Erst, als die Sonne unterging, kehrte sie ins Dorf zurück. Es hatte geholfen, alleine durch den Wald zu laufen, aber nicht viel. Noch immer spürte sie einen Zorn in sich, der allein für drei gereicht hätte, und sie hatte nicht das Gefühl, als ob er jemals erlöschen könne. Zu allem Überfluß saß Keil immer noch am Fuße ihres Baumes und spielte auf seiner Flöte. Vermutlich hatte er den ganzen Tag lang nichts anderes getan. Zunächst schien er so sehr in seine Musik vertieft, daß er nichts anderes wahrnahm, aber als sie sich ihm näherte, blickte er auf. »Man hat nach dir gesucht.«
»Ich weiß.«
»Sie sind wütend auf dich.«
»Ich weiß.« Am liebsten hätte sie ihn angeschrien. Vielleicht war er ein guter Barde, aber nicht unbedingt klug. Nein, er war nicht direkt dumm, aber so naiv, daß es schon fast weh tat. Warum konnte er sie nicht einfach in Ruhe lassen?
»Warum ziehst du nicht einfach los und bekämpfst die Menschen?« fragte er, ohne daß sein Lächeln verlosch. »Du sagst, du möchtest nicht auf alle Zeiten in diesem Wald bleiben müssen. Hast du ihn überhaupt schon einmal verlassen, als du es noch gekonnt hast?«
»Es gibt genug Wild im Wald. Ich bin schon am Waldrand gewesen.« Der Wald alles, was man sich an Welt wünschen konnte.

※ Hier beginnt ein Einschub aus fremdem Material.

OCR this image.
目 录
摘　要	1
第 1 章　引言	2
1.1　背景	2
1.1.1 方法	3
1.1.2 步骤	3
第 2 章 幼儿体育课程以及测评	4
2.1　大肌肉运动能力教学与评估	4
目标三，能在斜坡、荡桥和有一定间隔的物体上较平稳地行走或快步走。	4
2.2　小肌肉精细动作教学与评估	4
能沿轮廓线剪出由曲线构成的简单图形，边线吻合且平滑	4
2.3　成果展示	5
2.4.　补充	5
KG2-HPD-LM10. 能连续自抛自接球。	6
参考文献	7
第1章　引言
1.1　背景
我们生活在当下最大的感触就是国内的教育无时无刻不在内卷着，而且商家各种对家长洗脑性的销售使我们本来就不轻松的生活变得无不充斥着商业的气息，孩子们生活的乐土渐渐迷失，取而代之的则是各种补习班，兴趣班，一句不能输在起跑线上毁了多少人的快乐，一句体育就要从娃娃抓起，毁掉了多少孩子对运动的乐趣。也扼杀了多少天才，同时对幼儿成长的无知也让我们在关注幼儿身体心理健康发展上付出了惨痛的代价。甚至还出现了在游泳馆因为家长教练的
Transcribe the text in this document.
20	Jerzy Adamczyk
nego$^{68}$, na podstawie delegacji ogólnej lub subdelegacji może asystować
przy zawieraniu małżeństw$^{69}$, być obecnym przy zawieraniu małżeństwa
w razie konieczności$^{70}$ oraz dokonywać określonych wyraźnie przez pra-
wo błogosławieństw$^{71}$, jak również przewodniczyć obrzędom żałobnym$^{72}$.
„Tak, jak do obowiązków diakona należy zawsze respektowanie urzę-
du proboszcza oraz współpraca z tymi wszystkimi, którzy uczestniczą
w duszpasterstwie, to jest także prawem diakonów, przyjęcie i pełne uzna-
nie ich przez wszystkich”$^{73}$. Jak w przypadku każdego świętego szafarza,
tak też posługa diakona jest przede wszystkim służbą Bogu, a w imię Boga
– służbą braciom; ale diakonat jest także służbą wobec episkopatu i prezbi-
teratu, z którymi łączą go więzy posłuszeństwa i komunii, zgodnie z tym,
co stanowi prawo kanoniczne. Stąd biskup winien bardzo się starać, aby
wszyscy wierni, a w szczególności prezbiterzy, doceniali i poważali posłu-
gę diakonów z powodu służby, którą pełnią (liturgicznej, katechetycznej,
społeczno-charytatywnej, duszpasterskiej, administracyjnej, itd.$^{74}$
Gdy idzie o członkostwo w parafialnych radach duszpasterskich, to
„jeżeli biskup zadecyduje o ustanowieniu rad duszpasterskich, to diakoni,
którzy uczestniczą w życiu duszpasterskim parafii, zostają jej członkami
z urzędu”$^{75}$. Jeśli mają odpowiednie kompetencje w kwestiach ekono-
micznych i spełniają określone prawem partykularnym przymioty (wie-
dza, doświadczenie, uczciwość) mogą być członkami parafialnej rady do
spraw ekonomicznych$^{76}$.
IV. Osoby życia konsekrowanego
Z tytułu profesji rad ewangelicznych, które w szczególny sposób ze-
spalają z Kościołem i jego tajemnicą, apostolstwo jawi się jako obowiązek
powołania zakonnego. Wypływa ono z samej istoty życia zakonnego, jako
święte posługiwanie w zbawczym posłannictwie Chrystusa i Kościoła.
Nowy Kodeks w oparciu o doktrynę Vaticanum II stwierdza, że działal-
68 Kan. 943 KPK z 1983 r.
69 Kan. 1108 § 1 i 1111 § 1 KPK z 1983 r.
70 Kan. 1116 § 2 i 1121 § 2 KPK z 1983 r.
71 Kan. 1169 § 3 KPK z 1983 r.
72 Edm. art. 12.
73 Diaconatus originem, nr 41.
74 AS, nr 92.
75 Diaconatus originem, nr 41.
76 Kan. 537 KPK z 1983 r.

»Hast du jemals einen Fluß gesehen? Ich meine nicht euren Bach. Ich meine einen richtigen, strömenden Fluß. Bist du schon einmal in den Bergen gewesen? Hast du überhaupt schon einmal einen Menschen getroffen? Du solltest nicht sagen, daß du etwas verlierst, wenn du es nie besessen hast. Ihr verliert eure Heimat nicht. Wir verlieren unsere, und du mußt nicht glauben, daß es uns nicht leid darum tut. Aber wir wissen, warum wir es tun müssen.«
Doch Schwinge war nicht nach einer Diskussion zumute. Sie wandte sich ab und ging ins Dorf. Es reichte, daß sie den Zorn der Ältesten erregt hatte. Da konnte sie auf das Geschwätz eines naseweisen Barden verzichten. Keil blickte ihr einen Moment lang schweigend nach, dann setzte er die Flöte an die Lippen und griff seine Melodie wieder auf.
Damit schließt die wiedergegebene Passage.